7. Data breach reveals Catwatchful 'stalkerware' is spying on thousands of phones
This TechCrunch article reports on how a bug in an Android spyware app called Catwatchful led to the exposure of thousands of customer personal data (email addresses and plaintext passwords), including the those of the application’s administrator. The article notably highlights the dubious role played by such spyware applications. The application is marketed as a child monitoring app. At the same time, it claims to be undetectable on the phone, and allows the person who installs the app to have access to the phone owner’s photos, messages and real-time location. In reality, the biggest client base for Catwatchful are people who engage in non-consensual surveillance of their romantic parters, and who install the app on their partner’s phone. Apps like Catwatchful have been termed “stalkerware” or “spouseware” for this reason. The article reports that the Catwatchful data leak exposed data for 62’000 customers and phone data from 26’000 victims.

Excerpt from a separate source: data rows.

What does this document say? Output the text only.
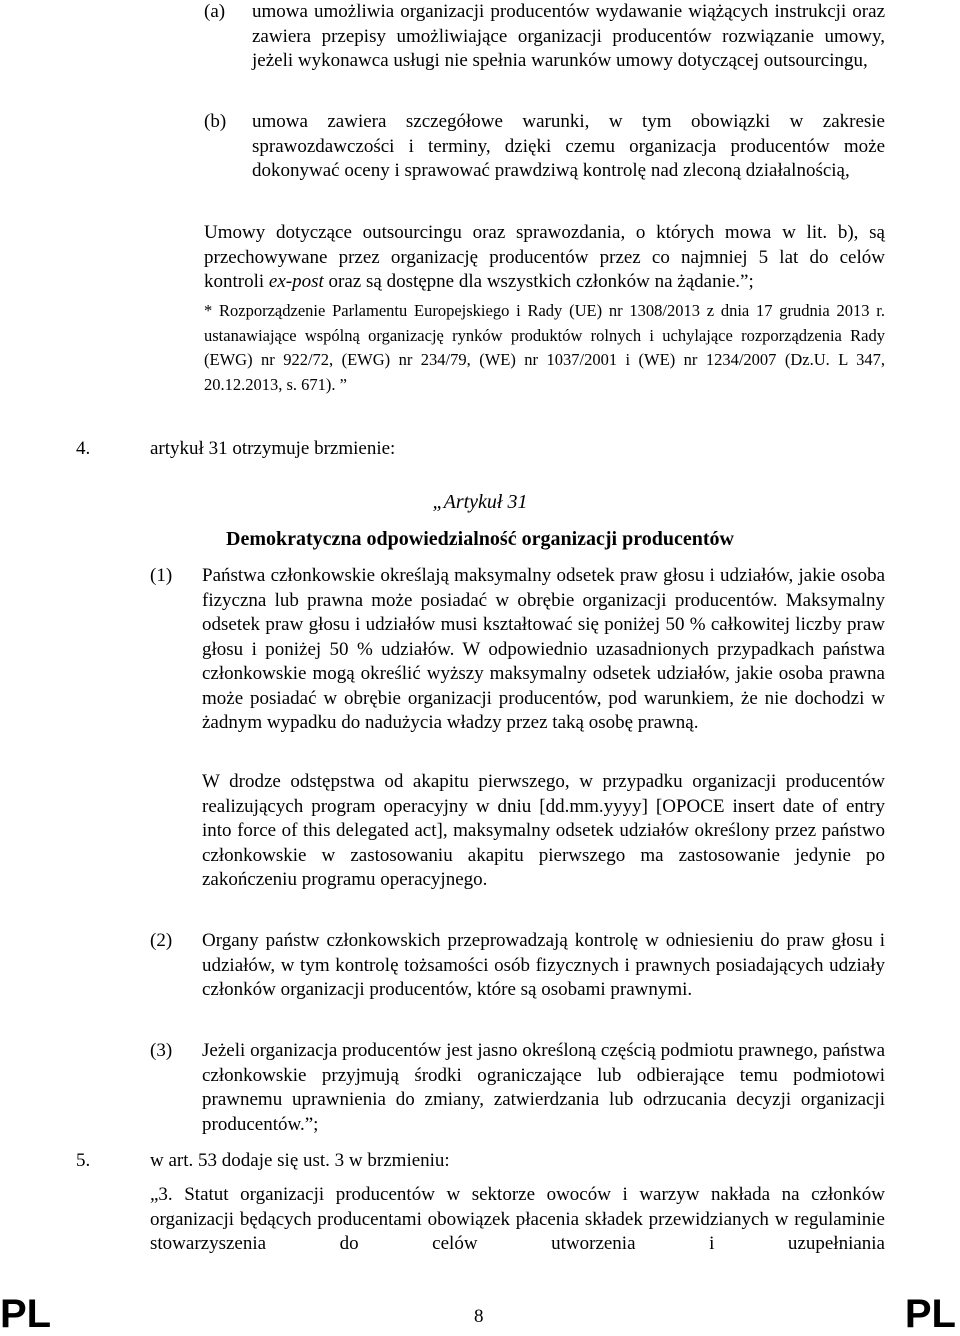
(a) umowa umożliwia organizacji producentów wydawanie wiążących instrukcji oraz zawiera przepisy umożliwiające organizacji producentów rozwiązanie umowy, jeżeli wykonawca usługi nie spełnia warunków umowy dotyczącej outsourcingu,
(b) umowa zawiera szczegółowe warunki, w tym obowiązki w zakresie sprawozdawczości i terminy, dzięki czemu organizacja producentów może dokonywać oceny i sprawować prawdziwą kontrolę nad zleconą działalnością,
Umowy dotyczące outsourcingu oraz sprawozdania, o których mowa w lit. b), są przechowywane przez organizację producentów przez co najmniej 5 lat do celów kontroli ex-post oraz są dostępne dla wszystkich członków na żądanie.”;
* Rozporządzenie Parlamentu Europejskiego i Rady (UE) nr 1308/2013 z dnia 17 grudnia 2013 r. ustanawiające wspólną organizację rynków produktów rolnych i uchylające rozporządzenia Rady (EWG) nr 922/72, (EWG) nr 234/79, (WE) nr 1037/2001 i (WE) nr 1234/2007 (Dz.U. L 347, 20.12.2013, s. 671). ”
4.	artykuł 31 otrzymuje brzmienie:
„Artykuł 31
Demokratyczna odpowiedzialność organizacji producentów
(1) Państwa członkowskie określają maksymalny odsetek praw głosu i udziałów, jakie osoba fizyczna lub prawna może posiadać w obrębie organizacji producentów. Maksymalny odsetek praw głosu i udziałów musi kształtować się poniżej 50 % całkowitej liczby praw głosu i poniżej 50 % udziałów. W odpowiednio uzasadnionych przypadkach państwa członkowskie mogą określić wyższy maksymalny odsetek udziałów, jakie osoba prawna może posiadać w obrębie organizacji producentów, pod warunkiem, że nie dochodzi w żadnym wypadku do nadużycia władzy przez taką osobę prawną.
W drodze odstępstwa od akapitu pierwszego, w przypadku organizacji producentów realizujących program operacyjny w dniu [dd.mm.yyyy] [OPOCE insert date of entry into force of this delegated act], maksymalny odsetek udziałów określony przez państwo członkowskie w zastosowaniu akapitu pierwszego ma zastosowanie jedynie po zakończeniu programu operacyjnego.
(2) Organy państw członkowskich przeprowadzają kontrolę w odniesieniu do praw głosu i udziałów, w tym kontrolę tożsamości osób fizycznych i prawnych posiadających udziały członków organizacji producentów, które są osobami prawnymi.
(3) Jeżeli organizacja producentów jest jasno określoną częścią podmiotu prawnego, państwa członkowskie przyjmują środki ograniczające lub odbierające temu podmiotowi prawnemu uprawnienia do zmiany, zatwierdzania lub odrzucania decyzji organizacji producentów.”;
5.	w art. 53 dodaje się ust. 3 w brzmieniu:
„3. Statut organizacji producentów w sektorze owoców i warzyw nakłada na członków organizacji będących producentami obowiązek płacenia składek przewidzianych w regulaminie stowarzyszenia do celów utworzenia i uzupełniania
PL	8	PL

8. Fears AI fact-checkers on X could increase promotion of conspiracy theories
X announced that it is going to use large language models for writing community notes, in place of humans. Community notes are fact-checking explanations that are added to contentious posts. For X, using AI for this purpose “advances the state of the art in improving information quality on the Internet”. Social media has been a vector of misinformation and political polarization, so the role of fact-checking is important. X has nonetheless criticized professional fact-checking as slow and wrote that it “lacks trust by large sections of the public”. The Center for Countering Digital Hate analyzed several hundred X posts in the run-up to the 2024 presidential election and found that accurate community notes were not being displayed in three-quarters of cases. Misleading posts included claims that Democrats were bringing in illegal voters and that the 2020 presidential election was stolen. These posts received more than 2 billion views. A former UK minister says that use of AI to write notes can lead to “the industrial manipulation of what people see and decide to trust”. Elsewhere, Meta announced in January that it was getting rid of human fact-checkers in the US. Google announced fact-checks created by a professional organization would no longer be prioritized in search results because these were “no longer providing significant additional value for users”.
9. Google Cloud donates A2A to Linux Foundation
The Linux Foundation has announced the creation of the Agent2Agent project. The partners include Cisco, SAP, ServiceNow, Google, Microsoft, Amazon Web Services, and Salesforce. The goal of the project is to develop an open and interoperable ecosystem for AI agents. The Agent2Agent (A2A) protocol is already supported by over 100 companies. Its aim is to allow agents to discover each others’ capabilities, securely exchange information, and coordinate complex tasks. In addition to the protocol itself, the Agent2Agent project will oversee the development of software development kits and other tools. The goal of entrusting the stewardship of the project to the Linux Foundation is to ensure that A2A tools remain vendor-agnostic. The Github site for the project is here.